LOL Welcome to America brah. Doctors want to spend as little time as possible with you. Writing a script for antibiotics and pushing you out the door is ideal. If they can get away without actually seeing you at all, even better.
Yup. My understanding is that hospitals nationwide had already been instructed to ask any ER patient about travel. They did that right. But then they didn't follow up properly based on that. That's a major screw up.

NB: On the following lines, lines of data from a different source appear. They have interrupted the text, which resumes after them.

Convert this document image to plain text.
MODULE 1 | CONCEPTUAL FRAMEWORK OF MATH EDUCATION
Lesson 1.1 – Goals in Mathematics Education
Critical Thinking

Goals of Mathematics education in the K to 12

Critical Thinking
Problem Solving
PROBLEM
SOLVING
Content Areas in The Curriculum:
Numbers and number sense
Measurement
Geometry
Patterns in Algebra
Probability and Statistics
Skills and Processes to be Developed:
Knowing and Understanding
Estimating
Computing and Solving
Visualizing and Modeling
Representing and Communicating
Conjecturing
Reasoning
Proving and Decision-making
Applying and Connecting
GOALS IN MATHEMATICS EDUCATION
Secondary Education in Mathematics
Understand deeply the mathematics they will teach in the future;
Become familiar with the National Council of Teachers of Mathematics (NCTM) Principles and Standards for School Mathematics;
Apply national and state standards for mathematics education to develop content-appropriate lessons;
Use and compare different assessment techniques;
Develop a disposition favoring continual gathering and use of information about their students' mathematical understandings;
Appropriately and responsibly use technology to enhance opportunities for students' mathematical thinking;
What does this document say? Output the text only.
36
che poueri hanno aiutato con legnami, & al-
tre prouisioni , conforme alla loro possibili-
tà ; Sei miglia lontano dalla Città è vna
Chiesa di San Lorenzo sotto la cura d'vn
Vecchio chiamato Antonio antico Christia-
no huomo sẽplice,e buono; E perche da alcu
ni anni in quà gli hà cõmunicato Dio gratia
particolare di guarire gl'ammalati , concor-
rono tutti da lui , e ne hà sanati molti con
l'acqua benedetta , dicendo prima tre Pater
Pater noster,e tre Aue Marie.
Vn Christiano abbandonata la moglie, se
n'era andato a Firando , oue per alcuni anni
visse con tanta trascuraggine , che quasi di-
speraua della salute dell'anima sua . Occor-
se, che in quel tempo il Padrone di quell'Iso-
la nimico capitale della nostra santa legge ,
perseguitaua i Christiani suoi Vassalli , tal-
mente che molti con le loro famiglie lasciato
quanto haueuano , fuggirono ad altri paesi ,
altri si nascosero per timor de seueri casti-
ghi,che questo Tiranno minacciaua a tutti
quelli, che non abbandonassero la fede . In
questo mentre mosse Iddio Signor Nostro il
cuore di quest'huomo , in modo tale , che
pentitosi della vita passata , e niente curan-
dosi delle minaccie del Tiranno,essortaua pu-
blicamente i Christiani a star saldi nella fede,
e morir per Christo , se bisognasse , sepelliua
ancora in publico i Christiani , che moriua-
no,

More info: http://www.nytimes.com/2014/10/02/world/africa/ebola-victim-texas-thomas-eric-duncan.html?_r=1 MONROVIA, Liberia — A man who flew to Dallas and was later found to have the Ebola virus was identified by senior Liberian government officials on Wednesday as Thomas Eric Duncan, a resident of Monrovia in his mid-40s. Mr. Duncan, the first person to develop symptoms outside Africa during the current epidemic, had direct contact with a woman stricken by Ebola on Sept. 15, just four days before he left Liberia for the United States, the woman’s parents and Mr. Duncan’s neighbors said. In a pattern often seen here in Monrovia, the Liberian capital, the family of the woman, Marthalene Williams, 19, took her by taxi to a hospital with Mr. Duncan’s help on Sept. 15 after failing to get an ambulance, said her parents, Emmanuel and Amie Williams. She was convulsing and seven months pregnant, they said. Turned away from a hospital for lack of space in its Ebola treatment ward, the family said it took Ms. Williams back home in the evening, and that she died hours later, around 3 a.m. Mr. Duncan, who was a family friend and also a tenant in a house owned by the Williams family, rode in the taxi in the front passenger seat while Ms. Williams, her father and her brother, Sonny Boy, shared the back seat, her parents said. Mr. Duncan then helped carry Ms. Williams, who was no longer able to walk, back to the family home that evening, neighbors said. (much more) There's a lot of stupid involved in this.